INVESTIGADORES
SANTOS Javier
congresos y reuniones científicas
Título:
Conformation changes in 2-Cys peroxiredoxin during catalytic cycle do not involve decamer disruption.
Autor/es:
MANTA, B; TRUJILLO, M; GONZALEZ-FLECHA, LF; SANTOS, J; PRITSCH, O; DENICOLA, A
Lugar:
Montevideo, Uruguay,
Reunión:
Congreso; 6th International Conference on Biological Physics and the 5th Southern Cone Biophysics Congress; 2007
Resumen:
Conformation changes in 2-Cys peroxiredoxin during catalytic cycle do not involve decamer disruption
Manta, B1; Trujillo, M2; Gonzalez-Flecha, LF3; Santos, J3; Pritsch, O4; Denicola, A5.
1 - Laboratorio de Fisicoquímica Biológica, Instituto de Química Biológica, Facultad de Ciencias, Universidad de la República, Igua 4225, 11400, Montevideo, Uruguay / Center for Free Radical and Biomedical Research, Facultad de Medicina, Universidad de la República, Gral. Flores 2125, 11800, Montevideo, Uruguay / Unidad de Biofísica de Proteínas, Instituto Pasteur de Montevideo, Mataojo 2020, 11400, Montevideo, Uruguay.
2 - Departamento de Bioquímica, Facultad de Medicina, Universidad de la República, Gral. Flores2125, 11800, Montevideo, Uruguay / Center for Free Radical and Bioemdical Research, Facultad de Medicina, Universidad de la República, Gral. Flores 2125, 11800, Montevideo, Uruguay.
3- Instituto de Química y Fisicoquímica Biológicas, Universidad de Buenos Aires - CONICET, Argentina
4. Departamento de Inmunobiologia, Facultad de Medicina, Universidad de la República, Gral. Flores2125, 11800, Montevideo, Uruguay / Center for Free Radical and Bioemdical Research, Facultad de Medicina, Universidad de la República, Gral. Flores 2125, 11800, Montevideo, Uruguay / Unidad de Biofísica de Proteínas, Instituto Pasteur de Montevideo, Mataojo 2020, 11400, Montevideo, Uruguay.
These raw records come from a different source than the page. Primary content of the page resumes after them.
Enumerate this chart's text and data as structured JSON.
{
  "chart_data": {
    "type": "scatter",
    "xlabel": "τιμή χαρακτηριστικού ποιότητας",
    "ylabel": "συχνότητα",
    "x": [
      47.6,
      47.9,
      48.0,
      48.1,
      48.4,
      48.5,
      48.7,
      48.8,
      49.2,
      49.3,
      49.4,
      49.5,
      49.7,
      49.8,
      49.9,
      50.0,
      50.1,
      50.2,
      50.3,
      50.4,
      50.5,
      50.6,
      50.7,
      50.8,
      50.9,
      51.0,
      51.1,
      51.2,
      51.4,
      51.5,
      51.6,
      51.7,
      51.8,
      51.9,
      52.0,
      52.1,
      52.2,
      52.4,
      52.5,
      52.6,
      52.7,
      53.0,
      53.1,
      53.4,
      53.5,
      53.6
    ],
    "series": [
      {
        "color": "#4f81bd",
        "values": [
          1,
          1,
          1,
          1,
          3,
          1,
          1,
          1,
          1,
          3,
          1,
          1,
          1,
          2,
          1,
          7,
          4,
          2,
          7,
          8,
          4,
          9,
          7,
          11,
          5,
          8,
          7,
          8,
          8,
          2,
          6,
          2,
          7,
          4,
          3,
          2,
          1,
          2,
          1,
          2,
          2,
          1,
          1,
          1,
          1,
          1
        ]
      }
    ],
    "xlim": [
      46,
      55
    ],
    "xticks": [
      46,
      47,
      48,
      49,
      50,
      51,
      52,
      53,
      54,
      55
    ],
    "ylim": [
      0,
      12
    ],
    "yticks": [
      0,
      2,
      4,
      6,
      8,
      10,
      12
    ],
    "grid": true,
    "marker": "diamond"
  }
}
5 - Laboratorio de Fisicoquímica Biológica, Instituto de Química Biológica, Facultad de Ciencias, Universidad de la República, Igua 4225, 11400, Montevideo, Uruguay / Center for Free Radical and Biomedical Research, Facultad de Medicina, Universidad de la República, Gral. Flores 2125, 11800, Montevideo, Uruguay.
2-Cys Peroxiredoxins (PRDX) are a large family of peroxidases which reduces hydroperoxides at expense of thioredoxin or other disulfide reductase proteins. The typical 2-Cys PRDX are obligate homodimers, utilizing a unique intermolecular redox-active disulfide center for the reduction of peroxides, and are known to form, at least, two oligomeric states: head-to-tail homodimers (α2) or doughnut-shaped decamers ((α2)5). Based mostly on crystallographic evidence, it is thought that the oligomeric state of typical 2-Cys PRDX is redox-linked, with oxidization favoring the dimer. These conformational transitions have been included as part of the catalytic cycle: oxidation of the reactive cysteine to a sulfenic acid by the hydroperoxide results in a local conformational change at the active site that approaches the resolving cysteine from the other monomer of the dimer, forming a disulfide. The disulfide formation weakens the oligomerization interface, resulting in decamer disruption. In this work we present experimental evidence supporting the idea that typical 2-Cys PRDX is a stable decamer that suffers a local conformational change along the catalytic cycle but without disrupting the decameric assemble. The oxidation produces a local conformational change, assessed by far UV-circular dichroism (CD), intrinsic fluorescence and Förster resonance energy transfer (FRET). However, no quaternary changes were observed by light scattering (LS), size-exclusion chromatography (SEC), mass-spectrometry or near-UV CD, supporting the idea that this enzyme is a stable decamer even when oxidized. In spite of this, the oxidized and reduced decamers are not identical species, as have been shown by spectroscopic methods and chemical (guanidine chloride) or thermal (differential scanning calorimetry) denaturation. Moreover, the decamer is a stable but not static structure, as we show here by FRET between fluorophore-labeled subunits interchange and mass-spectrometry analysis of recombination of homologues but not identical 2-Cys PRDX. Our results let us to conclude that these enzymes are dynamic decamer-dimer structures, being the decamer the most abundant species at physiological pH and ionic strength. We hypothesize that the decameric form, that is not essential for peroxidatic activity, is central to produce the correct topology for heterologous protein-protein interactions. We will use BIAcore, FRET, SEC and LS to test this hypothesis.